Ohio State is very happy with it too and works hard to nurture the kind of physical gifts that a pitcher like Neely brings to the table. The Buckeyes have invested heavily in pitch tracking technology in recent years, keeping an eye on everything from the standard ball and strike counts in bullpen workouts to full ball tracking technology, which Neely says he’s “very much interested in.” From spin rate, to pitch shaping to hand grips, the junior wants all of the information that he can get on his production on the mound – all in the pursuit of developing a better understanding of where that velocity comes from and how to continue increasing in as he progresses under the guidance of director of pitching development Brad Goldberg.
“We use a couple of different tools, two of them being Radsodo and TrackMan,” Neely said. For reference, Radsodo and TrackMan are pitch tracking applications sold primarily to baseball teams, both professional and amateur. “Essentially what they do is, they are tools to measure those metrics. Whether I’m going to (check grips) or even throwing live, we always have those going so we are able to keep up with how things are looking physically.”
That technology and the staff in charge of it, along with the rest of Ohio State’s staff and the culture of the program drew Neely in when he decided to pack up for Columbus. He took a visit to Columbus and confirmed what he had heard about the program during his recruitment, which was enough to convince him that Ohio State was the right spot to finish his college career after a foray into the junior college world following his one year at Texas.
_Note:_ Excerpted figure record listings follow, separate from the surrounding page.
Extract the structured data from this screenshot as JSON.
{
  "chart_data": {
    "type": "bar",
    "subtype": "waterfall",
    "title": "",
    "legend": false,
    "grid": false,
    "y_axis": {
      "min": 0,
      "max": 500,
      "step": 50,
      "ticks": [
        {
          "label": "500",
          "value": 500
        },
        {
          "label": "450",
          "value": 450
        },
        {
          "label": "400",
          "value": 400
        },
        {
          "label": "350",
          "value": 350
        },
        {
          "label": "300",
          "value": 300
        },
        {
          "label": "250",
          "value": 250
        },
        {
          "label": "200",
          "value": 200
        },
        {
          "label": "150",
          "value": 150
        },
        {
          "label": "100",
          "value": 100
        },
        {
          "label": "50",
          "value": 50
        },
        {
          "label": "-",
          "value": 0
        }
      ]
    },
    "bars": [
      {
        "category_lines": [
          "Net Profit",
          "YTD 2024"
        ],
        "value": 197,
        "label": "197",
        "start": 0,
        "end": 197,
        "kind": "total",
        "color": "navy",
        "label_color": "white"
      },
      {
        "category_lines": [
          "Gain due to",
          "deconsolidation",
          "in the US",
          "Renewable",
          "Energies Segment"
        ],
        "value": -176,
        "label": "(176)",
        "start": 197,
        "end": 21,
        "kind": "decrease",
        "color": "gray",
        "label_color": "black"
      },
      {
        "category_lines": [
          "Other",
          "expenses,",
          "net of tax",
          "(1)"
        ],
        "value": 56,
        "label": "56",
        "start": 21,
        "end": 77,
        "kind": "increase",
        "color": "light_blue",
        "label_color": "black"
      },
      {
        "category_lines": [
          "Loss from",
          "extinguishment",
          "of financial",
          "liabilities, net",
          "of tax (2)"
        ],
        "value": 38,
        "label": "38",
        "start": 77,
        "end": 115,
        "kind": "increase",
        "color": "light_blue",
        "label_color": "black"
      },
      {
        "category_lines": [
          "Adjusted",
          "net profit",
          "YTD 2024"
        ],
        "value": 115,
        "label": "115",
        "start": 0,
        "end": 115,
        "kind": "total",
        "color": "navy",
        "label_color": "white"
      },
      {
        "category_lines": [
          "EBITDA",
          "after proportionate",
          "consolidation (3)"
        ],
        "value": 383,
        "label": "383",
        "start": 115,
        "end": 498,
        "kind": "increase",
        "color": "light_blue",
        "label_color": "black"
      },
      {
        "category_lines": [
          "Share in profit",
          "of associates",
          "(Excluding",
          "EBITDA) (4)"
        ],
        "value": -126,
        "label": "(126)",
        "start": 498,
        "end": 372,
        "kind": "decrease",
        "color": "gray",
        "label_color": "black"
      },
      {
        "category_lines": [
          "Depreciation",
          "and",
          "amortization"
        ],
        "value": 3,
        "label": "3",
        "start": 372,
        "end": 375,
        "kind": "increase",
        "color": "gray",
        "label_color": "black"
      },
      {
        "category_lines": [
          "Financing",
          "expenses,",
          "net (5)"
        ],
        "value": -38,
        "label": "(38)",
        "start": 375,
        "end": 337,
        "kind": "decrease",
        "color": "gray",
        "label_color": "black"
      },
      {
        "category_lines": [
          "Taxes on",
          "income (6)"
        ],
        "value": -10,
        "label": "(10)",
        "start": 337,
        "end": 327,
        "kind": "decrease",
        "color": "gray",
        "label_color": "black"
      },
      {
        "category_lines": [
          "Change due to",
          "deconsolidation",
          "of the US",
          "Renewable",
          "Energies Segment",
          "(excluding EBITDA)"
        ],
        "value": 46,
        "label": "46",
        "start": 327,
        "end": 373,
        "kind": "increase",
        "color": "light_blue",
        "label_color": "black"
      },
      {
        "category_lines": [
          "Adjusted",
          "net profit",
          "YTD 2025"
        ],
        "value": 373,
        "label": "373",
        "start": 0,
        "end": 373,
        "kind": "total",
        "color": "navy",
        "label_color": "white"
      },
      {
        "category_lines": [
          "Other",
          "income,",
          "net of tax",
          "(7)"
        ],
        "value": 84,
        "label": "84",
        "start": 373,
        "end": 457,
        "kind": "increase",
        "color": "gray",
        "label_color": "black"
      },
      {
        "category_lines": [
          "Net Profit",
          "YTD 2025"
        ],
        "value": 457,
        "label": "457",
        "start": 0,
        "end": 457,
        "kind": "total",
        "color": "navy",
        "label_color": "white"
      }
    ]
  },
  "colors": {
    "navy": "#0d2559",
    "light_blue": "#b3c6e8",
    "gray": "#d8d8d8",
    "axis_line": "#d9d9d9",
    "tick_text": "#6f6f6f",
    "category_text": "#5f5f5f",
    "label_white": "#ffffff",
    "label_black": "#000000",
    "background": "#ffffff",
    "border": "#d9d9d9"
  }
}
He announced his commitment to Ohio State late in 2019.
“I haven’t taken the most typical path here,” Neely said. “When I was looking for a new home, I had a lot of emphasis on the quality of coaching and the quality of player, not just on the fields, but off the field too. And when I came to visit Ohio State, I had already heard great things and it was only backed up by the incredible coaches. I got along with the players really well too.”
Once Neely arrived on campus and officially joined the fold, those players around him became a crucial part of the equation for his development. In an established pitching room like that of Ohio State, Neely has the chance to bounce ideas off his teammates frequently.
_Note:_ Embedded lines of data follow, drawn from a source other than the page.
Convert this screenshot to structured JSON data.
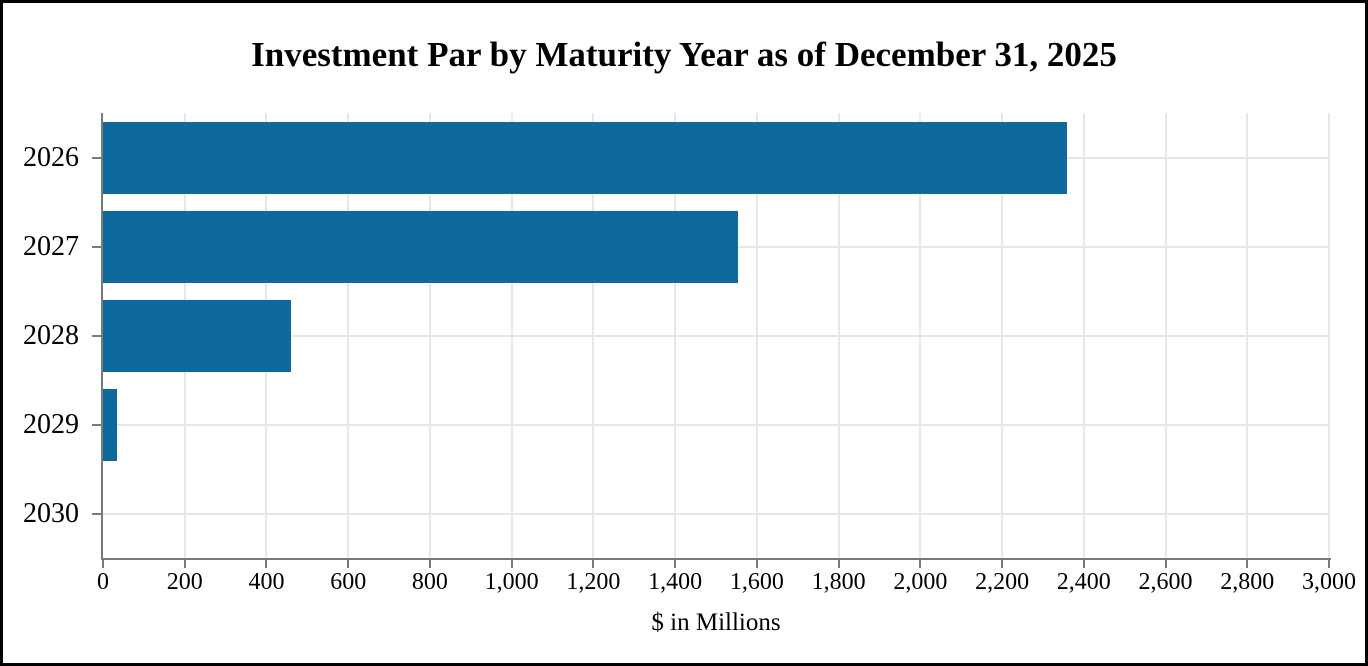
{
  "title": "Investment Par by Maturity Year as of December 31, 2025",
  "chart_data": {
    "type": "bar",
    "orientation": "horizontal",
    "title": "Investment Par by Maturity Year as of December 31, 2025",
    "xlabel": "$ in Millions",
    "ylabel": "",
    "categories": [
      "2026",
      "2027",
      "2028",
      "2029",
      "2030"
    ],
    "values": [
      2360,
      1555,
      460,
      35,
      0
    ],
    "xlim": [
      0,
      3000
    ],
    "xticks": [
      0,
      200,
      400,
      600,
      800,
      1000,
      1200,
      1400,
      1600,
      1800,
      2000,
      2200,
      2400,
      2600,
      2800,
      3000
    ],
    "grid": true,
    "legend": false,
    "colors": {
      "bar": "#0e6a9c",
      "grid": "#e7e7e7",
      "axis": "#7a7a7a",
      "text": "#000000",
      "background": "#ffffff",
      "border": "#000000"
    }
  }
}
Specifically, he’s worked with Lonsway on a common issue in the walks department. Both players have had problems with the free passes in the past and mentioned that as their primary focus for improvement this season, with Neely going to Lonsway specifically to work through the issue.
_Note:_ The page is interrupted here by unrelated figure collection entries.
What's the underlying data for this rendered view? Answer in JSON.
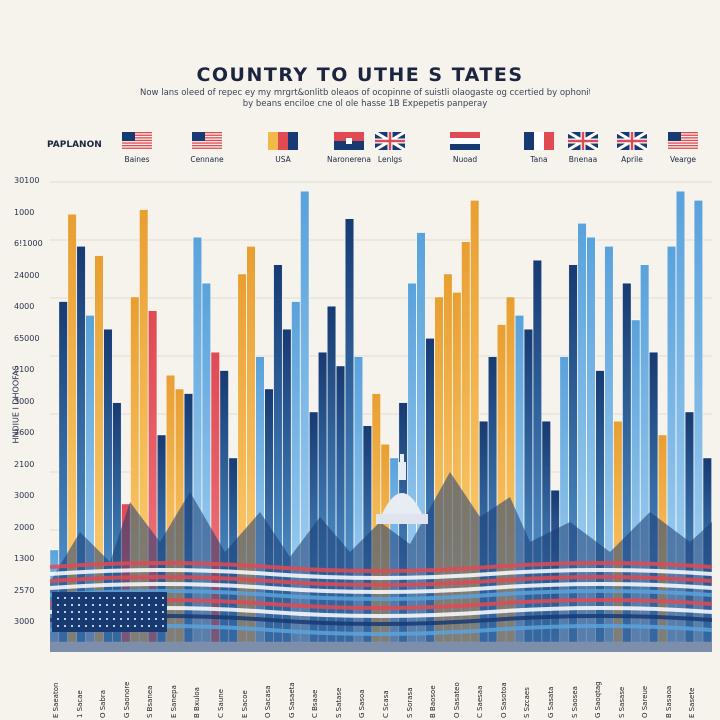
{
  "chart_data": {
    "type": "bar",
    "title": "COUNTRY TO UTHE S TATES",
    "subtitle_lines": [
      "Now lans oleed of repec ey my mrgrt&onlitb oleaos of ocopinne of suistli olaogaste og ccertied by ophonit.",
      "by beans enciloe cne ol ole hasse 1B Expepetis panperay"
    ],
    "legend_title": "PAPLANON",
    "ylabel": "HNDIUE I DHOOFAS",
    "y_tick_labels": [
      "30100",
      "1000",
      "6!1000",
      "24000",
      "4000",
      "65000",
      "2100",
      "3000",
      "2600",
      "2100",
      "3000",
      "2000",
      "1300",
      "2570",
      "3000"
    ],
    "legend": [
      {
        "name": "Baines",
        "flag": "us"
      },
      {
        "name": "Cennane",
        "flag": "us"
      },
      {
        "name": "USA",
        "flag": "tri"
      },
      {
        "name": "Naronerena",
        "flag": "red"
      },
      {
        "name": "Lenlgs",
        "flag": "uk"
      },
      {
        "name": "Nuoad",
        "flag": "stripe"
      },
      {
        "name": "Tana",
        "flag": "tri2"
      },
      {
        "name": "Bnenaa",
        "flag": "uk"
      },
      {
        "name": "Aprile",
        "flag": "uk"
      },
      {
        "name": "Vearge",
        "flag": "us"
      }
    ],
    "bars": [
      {
        "value": 20,
        "color": "lightblue"
      },
      {
        "value": 74,
        "color": "blue"
      },
      {
        "value": 93,
        "color": "yellow"
      },
      {
        "value": 86,
        "color": "blue"
      },
      {
        "value": 71,
        "color": "lightblue"
      },
      {
        "value": 84,
        "color": "yellow"
      },
      {
        "value": 68,
        "color": "blue"
      },
      {
        "value": 52,
        "color": "blue"
      },
      {
        "value": 30,
        "color": "red"
      },
      {
        "value": 75,
        "color": "yellow"
      },
      {
        "value": 94,
        "color": "yellow"
      },
      {
        "value": 72,
        "color": "red"
      },
      {
        "value": 45,
        "color": "blue"
      },
      {
        "value": 58,
        "color": "yellow"
      },
      {
        "value": 55,
        "color": "yellow"
      },
      {
        "value": 54,
        "color": "blue"
      },
      {
        "value": 88,
        "color": "lightblue"
      },
      {
        "value": 78,
        "color": "lightblue"
      },
      {
        "value": 63,
        "color": "red"
      },
      {
        "value": 59,
        "color": "blue"
      },
      {
        "value": 40,
        "color": "blue"
      },
      {
        "value": 80,
        "color": "yellow"
      },
      {
        "value": 86,
        "color": "yellow"
      },
      {
        "value": 62,
        "color": "lightblue"
      },
      {
        "value": 55,
        "color": "blue"
      },
      {
        "value": 82,
        "color": "blue"
      },
      {
        "value": 68,
        "color": "blue"
      },
      {
        "value": 74,
        "color": "lightblue"
      },
      {
        "value": 98,
        "color": "lightblue"
      },
      {
        "value": 50,
        "color": "blue"
      },
      {
        "value": 63,
        "color": "blue"
      },
      {
        "value": 73,
        "color": "blue"
      },
      {
        "value": 60,
        "color": "blue"
      },
      {
        "value": 92,
        "color": "blue"
      },
      {
        "value": 62,
        "color": "lightblue"
      },
      {
        "value": 47,
        "color": "blue"
      },
      {
        "value": 54,
        "color": "yellow"
      },
      {
        "value": 43,
        "color": "yellow"
      },
      {
        "value": 40,
        "color": "lightblue"
      },
      {
        "value": 52,
        "color": "blue"
      },
      {
        "value": 78,
        "color": "lightblue"
      },
      {
        "value": 89,
        "color": "lightblue"
      },
      {
        "value": 66,
        "color": "blue"
      },
      {
        "value": 75,
        "color": "yellow"
      },
      {
        "value": 80,
        "color": "yellow"
      },
      {
        "value": 76,
        "color": "yellow"
      },
      {
        "value": 87,
        "color": "yellow"
      },
      {
        "value": 96,
        "color": "yellow"
      },
      {
        "value": 48,
        "color": "blue"
      },
      {
        "value": 62,
        "color": "blue"
      },
      {
        "value": 69,
        "color": "yellow"
      },
      {
        "value": 75,
        "color": "yellow"
      },
      {
        "value": 71,
        "color": "lightblue"
      },
      {
        "value": 68,
        "color": "blue"
      },
      {
        "value": 83,
        "color": "blue"
      },
      {
        "value": 48,
        "color": "blue"
      },
      {
        "value": 33,
        "color": "blue"
      },
      {
        "value": 62,
        "color": "lightblue"
      },
      {
        "value": 82,
        "color": "blue"
      },
      {
        "value": 91,
        "color": "lightblue"
      },
      {
        "value": 88,
        "color": "lightblue"
      },
      {
        "value": 59,
        "color": "blue"
      },
      {
        "value": 86,
        "color": "lightblue"
      },
      {
        "value": 48,
        "color": "yellow"
      },
      {
        "value": 78,
        "color": "blue"
      },
      {
        "value": 70,
        "color": "lightblue"
      },
      {
        "value": 82,
        "color": "lightblue"
      },
      {
        "value": 63,
        "color": "blue"
      },
      {
        "value": 45,
        "color": "yellow"
      },
      {
        "value": 86,
        "color": "lightblue"
      },
      {
        "value": 98,
        "color": "lightblue"
      },
      {
        "value": 50,
        "color": "blue"
      },
      {
        "value": 96,
        "color": "lightblue"
      },
      {
        "value": 40,
        "color": "blue"
      }
    ],
    "x_labels": [
      "E Saeaton",
      "1 Sacae",
      "O Sabra",
      "G Saonore",
      "S Bsanea",
      "E Sanepa",
      "B Bxuloa",
      "C Saune",
      "E Sacoe",
      "O Sacasa",
      "G Sasaeta",
      "C Bsaae",
      "S Satase",
      "G Sasoa",
      "C Scasa",
      "S Sorasa",
      "B Baosoe",
      "O Sasateo",
      "C Saesaa",
      "O Sasotoa",
      "S Szcaes",
      "G Sasata",
      "S Saosea",
      "G Saoqtag",
      "S Sasase",
      "O Sareue",
      "B Sasaoa",
      "E Sasete"
    ],
    "ylim": [
      0,
      100
    ]
  },
  "colors": {
    "background": "#f6f3ec",
    "blue": "#1f4f94",
    "darkblue": "#173a72",
    "lightblue": "#5aa2db",
    "yellow": "#f1b84a",
    "red": "#e04a53"
  }
}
“Having guys like, Garrett Burhenn, Seth Lonsway, Will Pfennig, Griffan Smith (is great), and the list just goes on,” Neely said. “It’s nice to have the guys around you that you can bounce ideas off. I’m able to better myself watching them and seeing how they compete in the game.
“I want to cut down on walks, the better I am on that, the deeper I can go into games to give our guys a chance to win. So if I can cut that down, it only helps. (Seth and I) have definitely talked about it, I approached him, with him being the caliber of player he is. It’s more a mental thing I would say, at least for me. Seth and I go back and forth on that a lot.”